Member of Legislative Assembly
- In office 1952–1957
- Succeeded by: S. P. Adithanar
- Constituency: Sathankulam
- In office 1962–1967
- Preceded by: S. P. Adithanar
- Succeeded by: Martin
- Constituency: Sathankulam

Member of Lok Sabha
- In office 1977–1980
- In office 1980–1984
- In office 1984–1985
- Preceded by: M. S. Sivasamy
- Succeeded by: R. Dhanuskodi Athithan
- Constituency: Tiruchendur

Personal details
- Born: 22 December 1915 Arumuganeri, Madras Presidency British India
- Died: 27 January 1985 (aged 69) New Delhi
- Party: INC
- Spouse(s): Gomathi Devi Saroja
- Children: K T K Subash K T K Mohan Ram K T K Ashokan K T K Jamuna K T K Aruna K T K Jawahar K T K Thoosimuthu K T K Indra

= K. T. Kosalram =

Indian politician (1915–1985)

K. T. Kosalram (1915-1985) was an Indian politician.

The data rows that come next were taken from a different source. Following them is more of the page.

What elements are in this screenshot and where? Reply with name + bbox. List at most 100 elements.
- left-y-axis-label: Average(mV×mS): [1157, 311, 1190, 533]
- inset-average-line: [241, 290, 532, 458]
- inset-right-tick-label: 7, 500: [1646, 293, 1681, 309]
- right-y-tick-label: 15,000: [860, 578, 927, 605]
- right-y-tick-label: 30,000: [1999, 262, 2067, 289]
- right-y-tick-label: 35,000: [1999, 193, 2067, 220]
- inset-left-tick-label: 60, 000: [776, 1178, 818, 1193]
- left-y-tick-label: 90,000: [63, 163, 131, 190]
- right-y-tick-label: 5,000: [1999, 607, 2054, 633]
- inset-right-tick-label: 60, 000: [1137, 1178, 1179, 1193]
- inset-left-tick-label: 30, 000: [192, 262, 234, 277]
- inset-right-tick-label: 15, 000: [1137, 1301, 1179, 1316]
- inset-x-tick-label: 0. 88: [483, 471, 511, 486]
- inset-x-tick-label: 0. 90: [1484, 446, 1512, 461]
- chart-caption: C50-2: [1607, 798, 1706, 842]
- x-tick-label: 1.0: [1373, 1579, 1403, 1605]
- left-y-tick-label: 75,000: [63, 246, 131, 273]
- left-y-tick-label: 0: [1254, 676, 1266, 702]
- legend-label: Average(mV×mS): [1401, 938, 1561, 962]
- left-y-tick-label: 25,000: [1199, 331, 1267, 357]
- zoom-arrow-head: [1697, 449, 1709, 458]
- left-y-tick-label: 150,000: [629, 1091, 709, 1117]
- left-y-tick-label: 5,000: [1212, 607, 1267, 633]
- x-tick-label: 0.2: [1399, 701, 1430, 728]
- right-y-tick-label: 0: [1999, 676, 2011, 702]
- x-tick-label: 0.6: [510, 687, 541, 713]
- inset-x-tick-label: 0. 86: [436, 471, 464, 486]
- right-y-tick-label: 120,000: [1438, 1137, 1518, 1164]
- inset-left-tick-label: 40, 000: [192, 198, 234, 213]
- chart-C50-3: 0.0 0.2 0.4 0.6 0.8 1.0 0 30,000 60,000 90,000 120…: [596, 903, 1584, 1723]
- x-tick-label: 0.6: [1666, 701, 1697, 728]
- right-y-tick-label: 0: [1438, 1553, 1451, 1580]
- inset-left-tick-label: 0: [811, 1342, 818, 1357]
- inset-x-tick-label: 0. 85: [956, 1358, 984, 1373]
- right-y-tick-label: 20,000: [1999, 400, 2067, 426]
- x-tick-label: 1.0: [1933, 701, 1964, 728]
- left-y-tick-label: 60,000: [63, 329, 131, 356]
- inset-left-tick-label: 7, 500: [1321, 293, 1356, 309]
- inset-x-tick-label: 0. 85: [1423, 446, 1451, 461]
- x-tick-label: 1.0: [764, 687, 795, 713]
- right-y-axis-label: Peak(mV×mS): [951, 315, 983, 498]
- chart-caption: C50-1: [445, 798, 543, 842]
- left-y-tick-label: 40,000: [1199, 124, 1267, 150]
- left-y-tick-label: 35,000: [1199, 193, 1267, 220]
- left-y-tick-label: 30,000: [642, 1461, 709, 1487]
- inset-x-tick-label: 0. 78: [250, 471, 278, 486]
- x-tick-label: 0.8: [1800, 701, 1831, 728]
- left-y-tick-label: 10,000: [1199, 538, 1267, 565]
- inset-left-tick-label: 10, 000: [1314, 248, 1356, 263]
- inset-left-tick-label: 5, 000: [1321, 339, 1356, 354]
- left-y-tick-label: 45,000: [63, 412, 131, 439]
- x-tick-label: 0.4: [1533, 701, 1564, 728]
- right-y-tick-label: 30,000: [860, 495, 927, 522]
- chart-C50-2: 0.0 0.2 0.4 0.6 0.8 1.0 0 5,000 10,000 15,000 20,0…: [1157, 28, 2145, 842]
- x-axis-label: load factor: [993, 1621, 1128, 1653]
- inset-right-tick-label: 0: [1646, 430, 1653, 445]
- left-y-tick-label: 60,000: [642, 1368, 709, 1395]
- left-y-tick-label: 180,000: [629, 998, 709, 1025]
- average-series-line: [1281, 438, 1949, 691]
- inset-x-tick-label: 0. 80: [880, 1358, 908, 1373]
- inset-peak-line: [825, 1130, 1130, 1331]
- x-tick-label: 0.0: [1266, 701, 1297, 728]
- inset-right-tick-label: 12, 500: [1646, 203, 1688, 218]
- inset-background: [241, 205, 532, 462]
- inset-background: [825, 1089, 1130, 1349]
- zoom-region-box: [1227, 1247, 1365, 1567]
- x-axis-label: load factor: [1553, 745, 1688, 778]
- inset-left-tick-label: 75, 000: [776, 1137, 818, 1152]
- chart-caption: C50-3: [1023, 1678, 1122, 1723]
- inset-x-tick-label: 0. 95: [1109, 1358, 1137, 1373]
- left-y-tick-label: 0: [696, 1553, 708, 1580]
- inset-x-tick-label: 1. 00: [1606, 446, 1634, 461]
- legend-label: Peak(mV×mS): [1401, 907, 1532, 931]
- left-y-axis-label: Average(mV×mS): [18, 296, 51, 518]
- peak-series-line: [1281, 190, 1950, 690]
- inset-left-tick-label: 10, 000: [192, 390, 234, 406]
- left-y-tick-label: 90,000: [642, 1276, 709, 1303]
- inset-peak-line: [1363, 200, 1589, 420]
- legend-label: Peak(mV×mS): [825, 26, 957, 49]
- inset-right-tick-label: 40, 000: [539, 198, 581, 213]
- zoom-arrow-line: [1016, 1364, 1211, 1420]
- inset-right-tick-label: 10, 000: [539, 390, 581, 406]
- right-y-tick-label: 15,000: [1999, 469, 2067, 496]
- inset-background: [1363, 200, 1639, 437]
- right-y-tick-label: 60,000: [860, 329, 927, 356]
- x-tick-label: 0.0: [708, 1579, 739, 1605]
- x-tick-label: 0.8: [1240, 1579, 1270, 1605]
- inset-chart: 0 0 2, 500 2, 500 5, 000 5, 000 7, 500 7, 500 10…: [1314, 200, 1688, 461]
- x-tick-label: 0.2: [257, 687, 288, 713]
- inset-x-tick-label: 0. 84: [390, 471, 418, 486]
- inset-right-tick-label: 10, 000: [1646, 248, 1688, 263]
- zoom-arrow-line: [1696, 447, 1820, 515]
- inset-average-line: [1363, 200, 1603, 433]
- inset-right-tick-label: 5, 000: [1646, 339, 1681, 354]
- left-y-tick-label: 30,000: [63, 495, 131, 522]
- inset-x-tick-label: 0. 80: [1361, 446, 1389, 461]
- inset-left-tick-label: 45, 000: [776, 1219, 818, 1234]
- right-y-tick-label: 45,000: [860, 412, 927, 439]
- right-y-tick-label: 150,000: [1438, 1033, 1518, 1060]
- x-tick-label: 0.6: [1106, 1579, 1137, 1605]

He was also a freedom fighter and a congressman. He owned Dina Sethi, a newspaper from Purasawakkam, Chennai.
== Early life and freedom struggle ==
K. T. Kosalram was born in 1915 and played a significant role in India's struggle for independence. He actively participated in the Civil Disobedience Movement in 1932 and the Quit India Movement in 1942. Kosalram was notably involved in the burning of the Kurumbur Railway Station during the 1942 uprisings, an act for which he was arrested, sentenced, and imprisoned. He served as the secretary of the Tirunelveli District Satyagraha Committee.

== Political career ==
Kosalram's political career began with his service as a Member of the then composite Madras State Legislative Assembly from 1946 to 1956, followed by his tenure in the Tamil Nadu Legislative Council from 1957 to 1962. He continued his legislative service as a Member of the Tamil Nadu Legislative Assembly from 1962 to 1967. Later, he was a member of Lok Sabha elected from Tiruchendur constituency in the 1977, 1980 and 1984 elections.

== Contributions and legacy ==
In addition to his political roles, Kosalram organized the first Rehabilitation Centre for Sri Lankan repatriates at Nazareth in 1954. He also owned and operated Dina Sethi, a newspaper based in Purasawakkam, Chennai.

== Honors and recognition ==
A school in Tuticorin has been named in his honor, as well as the Sathankulam Bus Stand. In recognition of his centenary year, a special cover was released on 19 May 2015, in Tuticorin to celebrate his legacy.